There's no one quite like Chipper Jones to remind us that baseball is a collection of millions of little decisions that add up to on-field events. In 1990, the consensus #2 prospect in the Rule 4 draft was Jones, a high-school shortstop from Florida. The consensus #1 prospect was a Texas right-hander named Todd Van Poppel, who was supposed to be Nolan Ryan after taking Roger Clemens pills.
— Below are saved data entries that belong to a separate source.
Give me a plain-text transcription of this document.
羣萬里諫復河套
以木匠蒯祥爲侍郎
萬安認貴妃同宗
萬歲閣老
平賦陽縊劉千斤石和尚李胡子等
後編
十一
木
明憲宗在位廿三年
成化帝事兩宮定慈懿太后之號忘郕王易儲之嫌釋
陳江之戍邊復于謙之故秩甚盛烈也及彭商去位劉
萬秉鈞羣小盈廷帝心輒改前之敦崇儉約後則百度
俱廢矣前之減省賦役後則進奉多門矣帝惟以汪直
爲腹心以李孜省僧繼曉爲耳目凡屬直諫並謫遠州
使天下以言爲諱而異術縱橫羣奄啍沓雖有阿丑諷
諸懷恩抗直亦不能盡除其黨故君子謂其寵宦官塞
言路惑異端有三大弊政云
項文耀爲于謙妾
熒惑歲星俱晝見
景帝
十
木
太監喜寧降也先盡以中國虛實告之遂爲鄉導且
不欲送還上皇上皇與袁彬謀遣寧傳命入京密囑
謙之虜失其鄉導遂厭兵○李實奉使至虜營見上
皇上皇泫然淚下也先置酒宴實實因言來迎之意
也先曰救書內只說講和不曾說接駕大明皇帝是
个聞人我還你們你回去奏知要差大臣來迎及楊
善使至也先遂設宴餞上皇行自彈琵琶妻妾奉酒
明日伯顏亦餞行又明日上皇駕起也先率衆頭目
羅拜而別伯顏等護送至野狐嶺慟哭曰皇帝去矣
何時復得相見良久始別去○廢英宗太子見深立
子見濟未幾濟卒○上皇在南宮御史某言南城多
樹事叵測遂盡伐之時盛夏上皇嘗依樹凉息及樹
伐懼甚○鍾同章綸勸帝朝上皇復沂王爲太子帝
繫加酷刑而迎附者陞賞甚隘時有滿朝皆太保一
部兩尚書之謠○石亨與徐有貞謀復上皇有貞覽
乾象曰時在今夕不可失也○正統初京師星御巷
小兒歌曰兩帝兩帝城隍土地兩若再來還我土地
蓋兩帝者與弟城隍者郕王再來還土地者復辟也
''We were convinced he was going to school and that no amount of money would persuade him otherwise,'' (Bobby) Cox said. ''I was surprised he signed. We never would have given that much money to him.''
The Braves had to go to their backup plan, which was Chipper Jones. This isn't a unique story: The Astros got Craig Biggio because the Tigers liked Bill Henderson and Steve Pegues more; the Reds were so enamored of Chad Mottola that they passed on Derek Jeter in the top of the first round.
But while it's not that unusual that a consensus #1 pick doesn't go first overall because of money, it is unusual for the player chosen in his stead to have a Hall of Fame career and play almost 20 seasons with the same franchise. If Van Poppel were more of a generic lunkhead instead of a bright kid eager to go to college, or if the Braves threw caution (and money) to the wind, how many playoff appearances would the Braves have had between 1993 and 2002?
They had 13 in the Chipper Jones era, with a chance to increase that total this year. It's possible that Jones is the greatest contingency plan in the history of the amateur draft.
(Of course, if the Braves had signed Van Poppel, he'd probably still be in their rotation, trying for his 300th career win.)